Festival The Other Book is a unique celebration of artists' books in all its facets. It is the first biennial event in The Hague (NL) that combines an art book fair (The Other Book Fair) with exhibitions, workshops, talks, presentations, demonstrations, films, and performances at various locations. Each edition focuses on a different kind of ‘other book’. The first edition of The Other Book (29 November – 1 December 2019) is devoted to the Riso revolution: artists' books produced with Risograph and Mimeograph stencil duplicators.

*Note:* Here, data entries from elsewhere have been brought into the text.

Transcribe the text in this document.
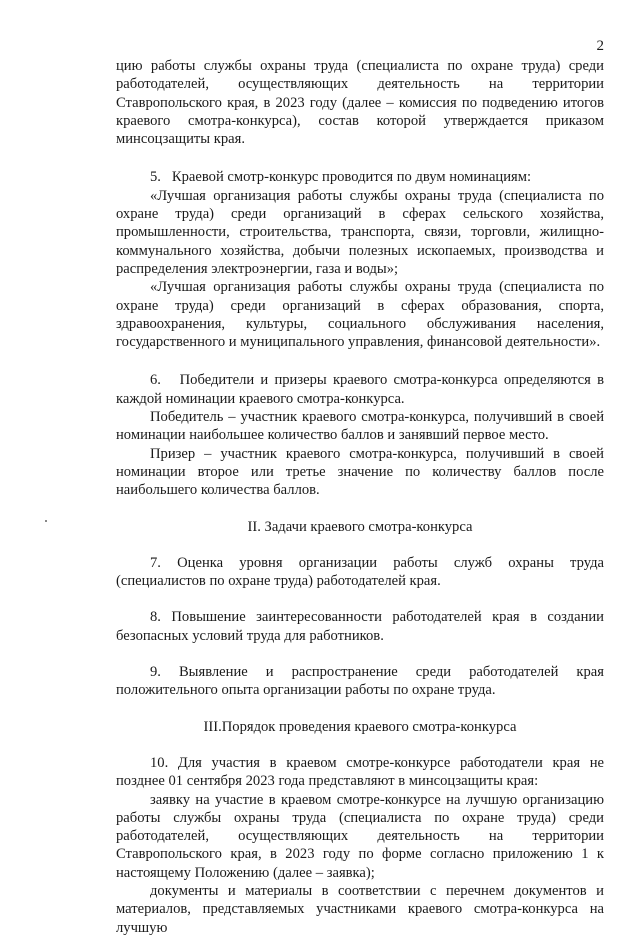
2

цию работы службы охраны труда (специалиста по охране труда) среди работодателей, осуществляющих деятельность на территории Ставропольского края, в 2023 году (далее – комиссия по подведению итогов краевого смотра-конкурса), состав которой утверждается приказом минсоцзащиты края.

5.   Краевой смотр-конкурс проводится по двум номинациям:

«Лучшая организация работы службы охраны труда (специалиста по охране труда) среди организаций в сферах сельского хозяйства, промышленности, строительства, транспорта, связи, торговли, жилищно-коммунального хозяйства, добычи полезных ископаемых, производства и распределения электроэнергии, газа и воды»;

«Лучшая организация работы службы охраны труда (специалиста по охране труда) среди организаций в сферах образования, спорта, здравоохранения, культуры, социального обслуживания населения, государственного и муниципального управления, финансовой деятельности».

6.   Победители и призеры краевого смотра-конкурса определяются в каждой номинации краевого смотра-конкурса.

Победитель – участник краевого смотра-конкурса, получивший в своей номинации наибольшее количество баллов и занявший первое место.

Призер – участник краевого смотра-конкурса, получивший в своей номинации второе или третье значение по количеству баллов после наибольшего количества баллов.

II. Задачи краевого смотра-конкурса

7. Оценка уровня организации работы служб охраны труда (специалистов по охране труда) работодателей края.

8. Повышение заинтересованности работодателей края в создании безопасных условий труда для работников.

9. Выявление и распространение среди работодателей края положительного опыта организации работы по охране труда.

III.Порядок проведения краевого смотра-конкурса

10. Для участия в краевом смотре-конкурсе работодатели края не позднее 01 сентября 2023 года представляют в минсоцзащиты края:

заявку на участие в краевом смотре-конкурсе на лучшую организацию работы службы охраны труда (специалиста по охране труда) среди работодателей, осуществляющих деятельность на территории Ставропольского края, в 2023 году по форме согласно приложению 1 к настоящему Положению (далее – заявка);

документы и материалы в соответствии с перечнем документов и материалов, представляемых участниками краевого смотра-конкурса на лучшую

The Other Book is a non-profit initiative, free and open to the public. The festival aims to increase the visibility of artists' books and artistic publications: books that are self- or independently published. Over the course of three days, The Other Book provides a platform for artists, publishers, print rooms, collectives, art libraries, collectors and book enthusiasts. By partnering with local artists and initiatives, and providing a stage for both local and (inter)national artists, The Other Book serves as a place of exchange. The extensive program explores artistic practices, conceptual publications and the seemingly endless possibilities of the artist book.

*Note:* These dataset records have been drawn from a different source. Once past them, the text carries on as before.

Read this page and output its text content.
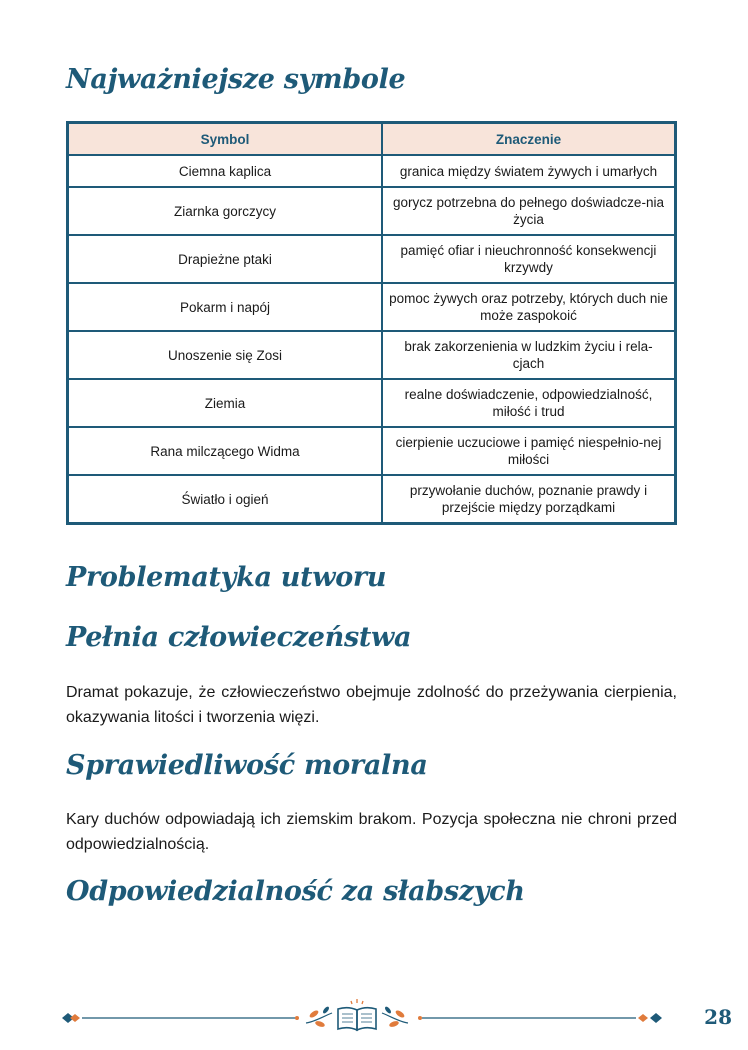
Najważniejsze symbole
Symbol	Znaczenie
Ciemna kaplica	granica między światem żywych i umarłych
Ziarnka gorczycy	gorycz potrzebna do pełnego doświadcze-nia życia
Drapieżne ptaki	pamięć ofiar i nieuchronność konsekwencji krzywdy
Pokarm i napój	pomoc żywych oraz potrzeby, których duch nie może zaspokoić
Unoszenie się Zosi	brak zakorzenienia w ludzkim życiu i rela-cjach
Ziemia	realne doświadczenie, odpowiedzialność, miłość i trud
Rana milczącego Widma	cierpienie uczuciowe i pamięć niespełnio-nej miłości
Światło i ogień	przywołanie duchów, poznanie prawdy i przejście między porządkami
Problematyka utworu
Pełnia człowieczeństwa

Dramat pokazuje, że człowieczeństwo obejmuje zdolność do przeżywania cierpienia, okazywania litości i tworzenia więzi.

Sprawiedliwość moralna

Kary duchów odpowiadają ich ziemskim brakom. Pozycja społeczna nie chroni przed odpowiedzialnością.

Odpowiedzialność za słabszych
28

Locations: Quartair, Grafische Werkplaats, Billytown, West Den Haag, The Grey Space in the Middle and Page Not Found
The Risograph is a digital stencil duplicator that produces attractive prints with intense colors. Introduced in the late eighties, the technique was originally intended for quick and efficient printing for schools, churches and small businesses. It was the successor of mimeographs such as the Gestetner,
low-cost stencil duplicators that produce prints by forcing ink through a stencil onto paper. Today, the Risograph has been embraced by artists, graphic designers, and publishers as a sustainable, versatile and cheap printing method. The Risograph machine looks a bit like a photocopier, but the process is similar to screen printing. Each color is printed separately with ink that tends to leak color, causing small imperfections and irregularities in multicolor prints. Art bookmakers love stencil duplicators precisely for their tactile quality and unpredictable nature.